Research Proposal: Element of Research Proposal

A Research Proposal is a document proposing a research project, generally in the sciences or academia, and generally constitutes a request for sponsorship of that research. Proposals are evaluated on the cost and potential impact of the proposed research, and on the soundness of the proposed plan for carrying it out.

Document that is typically written by a scientist or academic which describes the ideas for an investigation on a certain topic. The research proposal outlines the process from beginning to end and may be used to request financing for the project, certification for performing certain parts of research of the experiment, or as a required task before beginning a college dissertation.

So, let’s take a look at what a research proposal is. When someone is interested in obtaining support for research, they often write a research proposal. These proposals are intended to convince people that your ideas and projects are important. They strive to explain how you can satisfactorily complete the project. A research proposal needs to let people know why the project is a good and/or needed idea and that you understand what information and studies are already out there. Keep in mind that the way the proposal is written is also important, as grammar, structure, and content can make a difference in whether or not the proposal is accepted or rejected.

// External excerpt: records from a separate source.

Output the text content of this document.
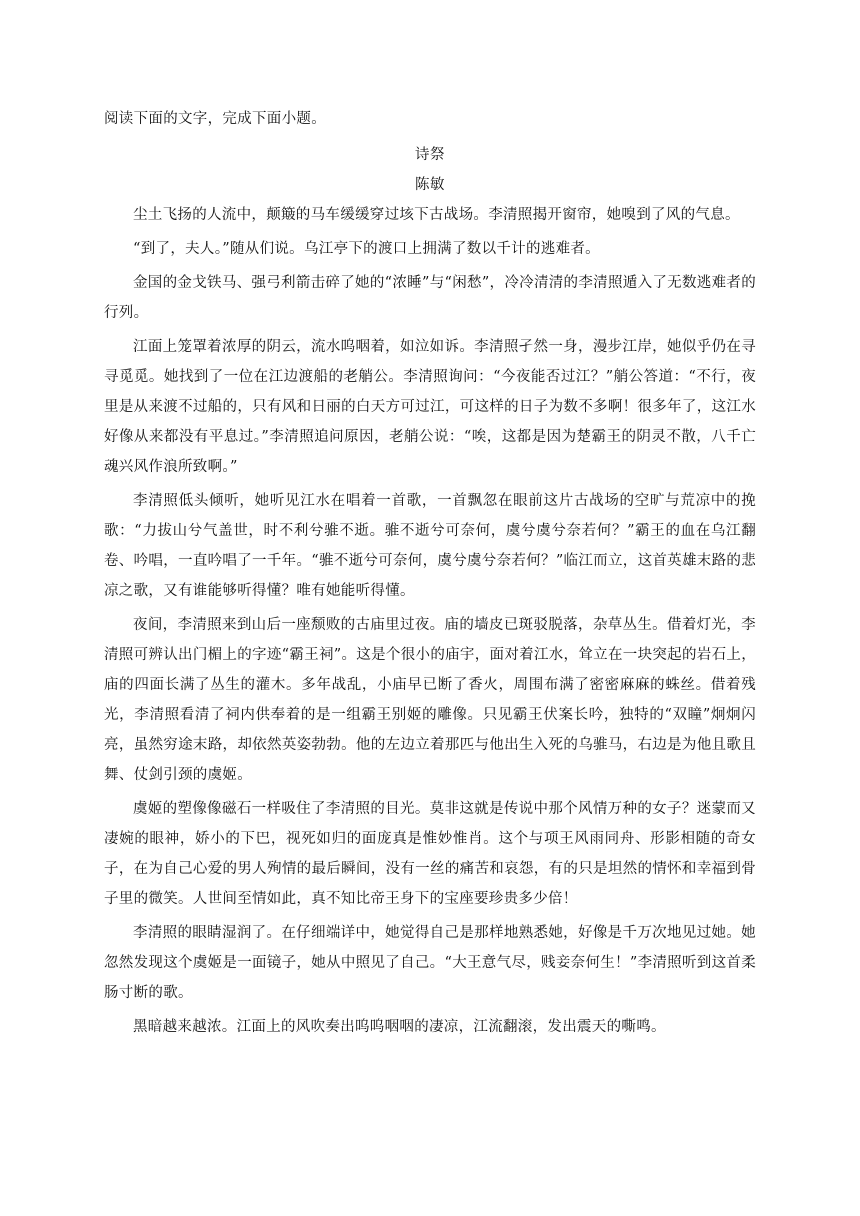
阅读下面的文字，完成下面小题。

诗祭

陈敏

尘土飞扬的人流中，颠簸的马车缓缓穿过垓下古战场。李清照揭开窗帘，她嗅到了风的气息。

“到了，夫人。”随从们说。乌江亭下的渡口上拥满了数以千计的逃难者。

金国的金戈铁马、强弓利箭击碎了她的“浓睡”与“闲愁”，冷冷清清的李清照遁入了无数逃难者的行列。

江面上笼罩着浓厚的阴云，流水呜咽着，如泣如诉。李清照孑然一身，漫步江岸，她似乎仍在寻寻觅觅。她找到了一位在江边渡船的老艄公。李清照询问：“今夜能否过江？”艄公答道：“不行，夜里是从来渡不过船的，只有风和日丽的白天方可过江，可这样的日子为数不多啊！很多年了，这江水好像从来都没有平息过。”李清照追问原因，老艄公说：“唉，这都是因为楚霸王的阴灵不散，八千亡魂兴风作浪所致啊。”

李清照低头倾听，她听见江水在唱着一首歌，一首飘忽在眼前这片古战场的空旷与荒凉中的挽歌：“力拔山兮气盖世，时不利兮骓不逝。骓不逝兮可奈何，虞兮虞兮奈若何？”霸王的血在乌江翻卷、吟唱，一直吟唱了一千年。“骓不逝兮可奈何，虞兮虞兮奈若何？”临江而立，这首英雄末路的悲凉之歌，又有谁能够听得懂？唯有她能听得懂。

夜间，李清照来到山后一座颓败的古庙里过夜。庙的墙皮已斑驳脱落，杂草丛生。借着灯光，李清照可辨认出门楣上的字迹“霸王祠”。这是个很小的庙宇，面对着江水，耸立在一块突起的岩石上，庙的四面长满了丛生的灌木。多年战乱，小庙早已断了香火，周围布满了密密麻麻的蛛丝。借着残光，李清照看清了祠内供奉着的是一组霸王别姬的雕像。只见霸王伏案长吟，独特的“双瞳”炯炯闪亮，虽然穷途末路，却依然英姿勃勃。他的左边立着那匹与他出生入死的乌骓马，右边是为他且歌且舞、仗剑引颈的虞姬。

虞姬的塑像像磁石一样吸住了李清照的目光。莫非这就是传说中那个风情万种的女子？迷蒙而又凄婉的眼神，娇小的下巴，视死如归的面庞真是惟妙惟肖。这个与项王风雨同舟、形影相随的奇女子，在为自己心爱的男人殉情的最后瞬间，没有一丝的痛苦和哀怨，有的只是坦然的情怀和幸福到骨子里的微笑。人世间至情如此，真不知比帝王身下的宝座要珍贵多少倍！

李清照的眼睛湿润了。在仔细端详中，她觉得自己是那样地熟悉她，好像是千万次地见过她。她忽然发现这个虞姬是一面镜子，她从中照见了自己。“大王意气尽，贱妾奈何生！”李清照听到这首柔肠寸断的歌。

黑暗越来越浓。江面上的风吹奏出呜呜咽咽的凄凉，江流翻滚，发出震天的嘶鸣。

Element of Research Proposal

Writing a good proposal will help you manage your time so that you can complete the quarter with three papers that meet your objectives. The specific format and content of these elements may vary; they may not always appear as separate sections or in the order listed here.

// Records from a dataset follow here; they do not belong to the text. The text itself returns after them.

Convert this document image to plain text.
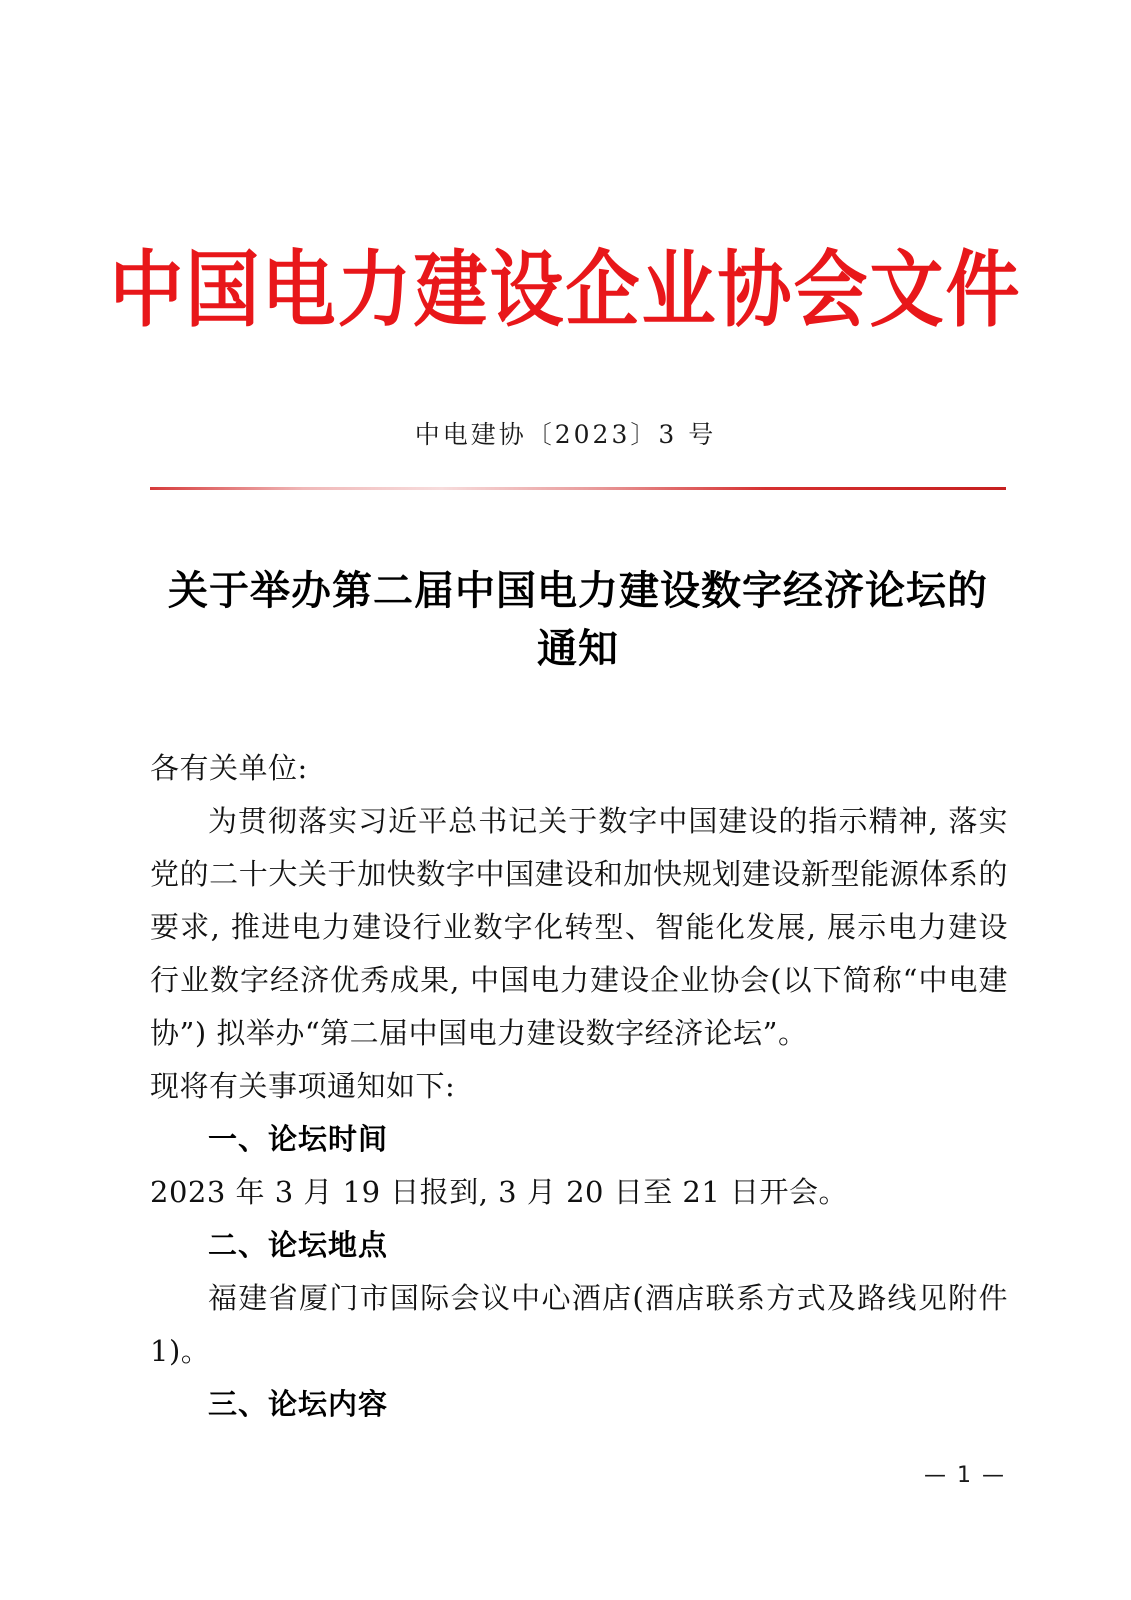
中国电力建设企业协会文件
中电建协〔2023〕3 号
关于举办第二届中国电力建设数字经济论坛的
通知

各有关单位:

为贯彻落实习近平总书记关于数字中国建设的指示精神, 落实党的二十大关于加快数字中国建设和加快规划建设新型能源体系的要求, 推进电力建设行业数字化转型、智能化发展, 展示电力建设行业数字经济优秀成果, 中国电力建设企业协会(以下简称“中电建协”) 拟举办“第二届中国电力建设数字经济论坛”。

现将有关事项通知如下:

一、论坛时间

2023 年 3 月 19 日报到, 3 月 20 日至 21 日开会。

二、论坛地点

福建省厦门市国际会议中心酒店(酒店联系方式及路线见附件 1)。

三、论坛内容

— 1 —
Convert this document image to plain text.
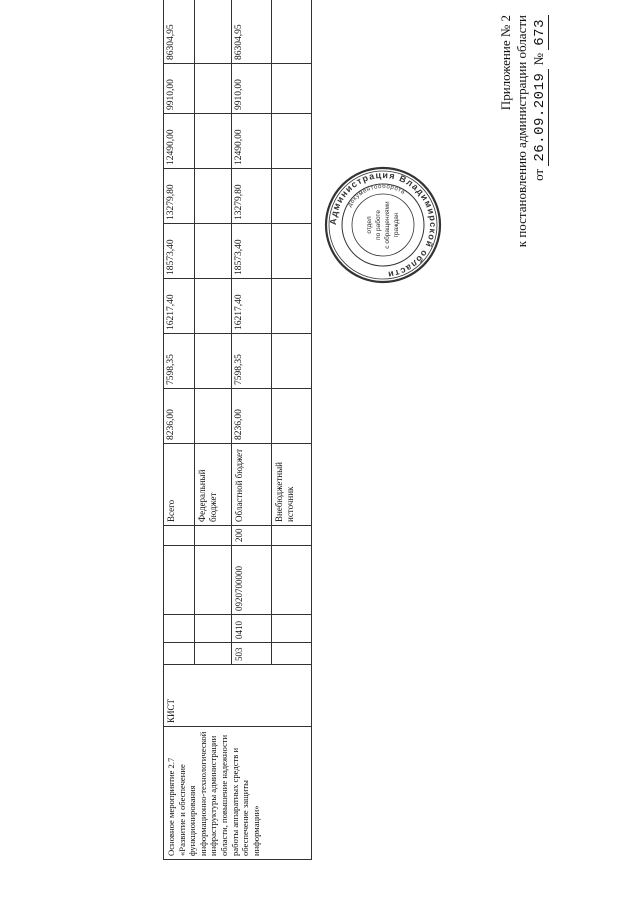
Приложение № 2 к постановлению администрации области от 26.09.2019 № 673
Основное мероприятие 2.7 «Развитие и обеспечение функционирования информационно-технологической инфраструктуры администрации области, повышение надежности работы аппаратных средств и обеспечение защиты информации»	КИСТ					Всего	8236,00	7598,35	16217,40	18573,40	13279,80	12490,00	9910,00	86304,95
						Федеральный бюджет								
		503	0410	0920700000	200	Областной бюджет	8236,00	7598,35	16217,40	18573,40	13279,80	12490,00	9910,00	86304,95
						Внебюджетный источник								
Администрация Владимирской области
документооборота
отдел по работе с обращениями граждан
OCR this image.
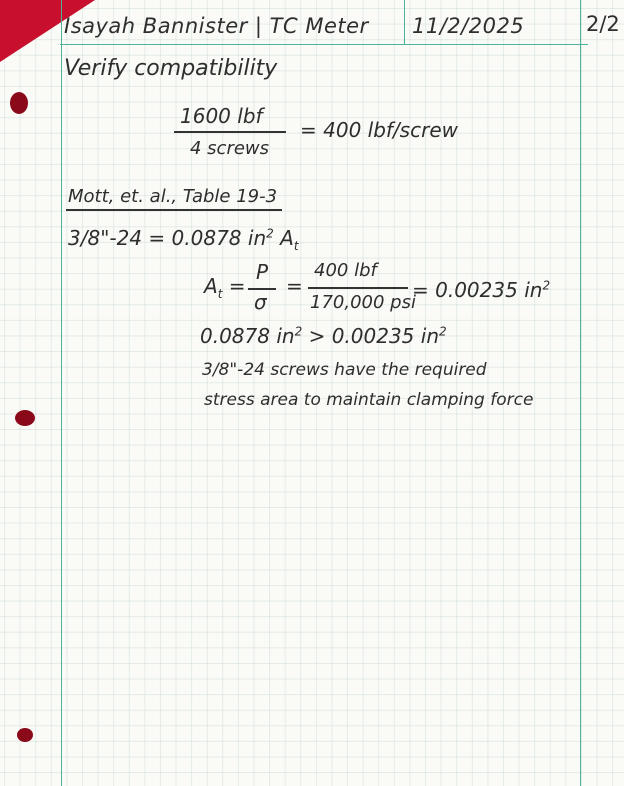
Isayah Bannister | TC Meter 11/2/2025	2/2
Verify compatibility
1600 lbf
4 screws
= 400 lbf/screw
Mott, et. al., Table 19-3
3/8"-24 = 0.0878 $in^2$ $A_t$
$A_t$ =
P
σ
=
400 lbf
170,000 psi
= 0.00235 $in^2$
0.0878 $in^2 > 0.00235$ $in^2$
3/8"-24 screws have the required
stress area to maintain clamping force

  • Background of the study
  • Problem Statement
  • Objectives of the study
  • Significance of the study
  • Limitation of the study
  • Definition of terms
  • Literature Review
  • Methodology
  1. Background of the study

The main idea of the background of study is to establish the area of research in which your work belongs, and to provide a context for the research problem. It also provides information to the research topic.

In an introduction, the writer should create:

  • Reader interest in the topic,
  • Lay the broad foundation for the problem that leads to the study.
  1. Statement of the problem

When you start a research, you have a question that you wish to seek answer for. The question leads to a problem that needs to be solved by the research. Begin the research with a description of the problem or a thesis statement.

  1. Objectives of the study

States what your research hopes to accomplish.

  1. Significance of the study

Why your research is important and what contributions will it give to the field. It is also advised to state how your findings can make a difference and why is it important that the research be carried out.

  1. Limitation of the study

It is not possible to include ALL aspects of a particular problem. State what is not included.  Specify the boundaries of you research. A too wide area of investigation is impractical and will lead to problems.

  1. Definition of terms

Terms or concepts that you use should be defined and explained unless they are familiar or obvious. You should refer to authoritative sources for definitions.

  1. Literature Review

This section need not be lengthy but it should reflect your understanding of relevant bodies of literature. List all pertinent papers or reports that you have consulted in preparing the proposal; include conversations with faculty, peers or other experts. A well-written review provides a sense of critical issues which form the background for your own work this quarter.

By doing this it shows that you are aware of the literature study that is required in your research area. Your review a substantial amount of reading materials before writing your proposal. It shows that you have sufficient theoretical knowledge in your chosen research area.

By reviewing related literature at this stage, it will make you:

  • Aware of other similar work which has been done.
  • Expose methodologies that have been adopted and which you may use or adapt.
  • Provide sources of information that you do not have yet.

By reviewing related literature at this stage, it will inform you:

  • If a chosen area has already been researched extensively.
  • Approaches that you do not know of before.
  1. Methodology

This section is the heart of the proposal because it provides insight into your perspective as well as details on how you plan to carry out the project. How will you accomplish your objective(s)? What theories or concepts will guide the study? How do they or might they suggest the specific hypotheses or research questions? Where might you run into obstacles?

Explain the specifics of what you want present in your project (statistical data, comparisons of historical and recent data, the evolution of a paradigm, etc.).  One way to do this is by developing a rough outline of the major topics and sub-topics that you will investigate.

Your timeline and a very rough scope (past – current – future) has been pre-determined. If outside organizations involved, explain how you are going to get hold of the data. Indicate why the methodology is used. If existing methodology is not to be used, explain why you need to use an adapted methodology.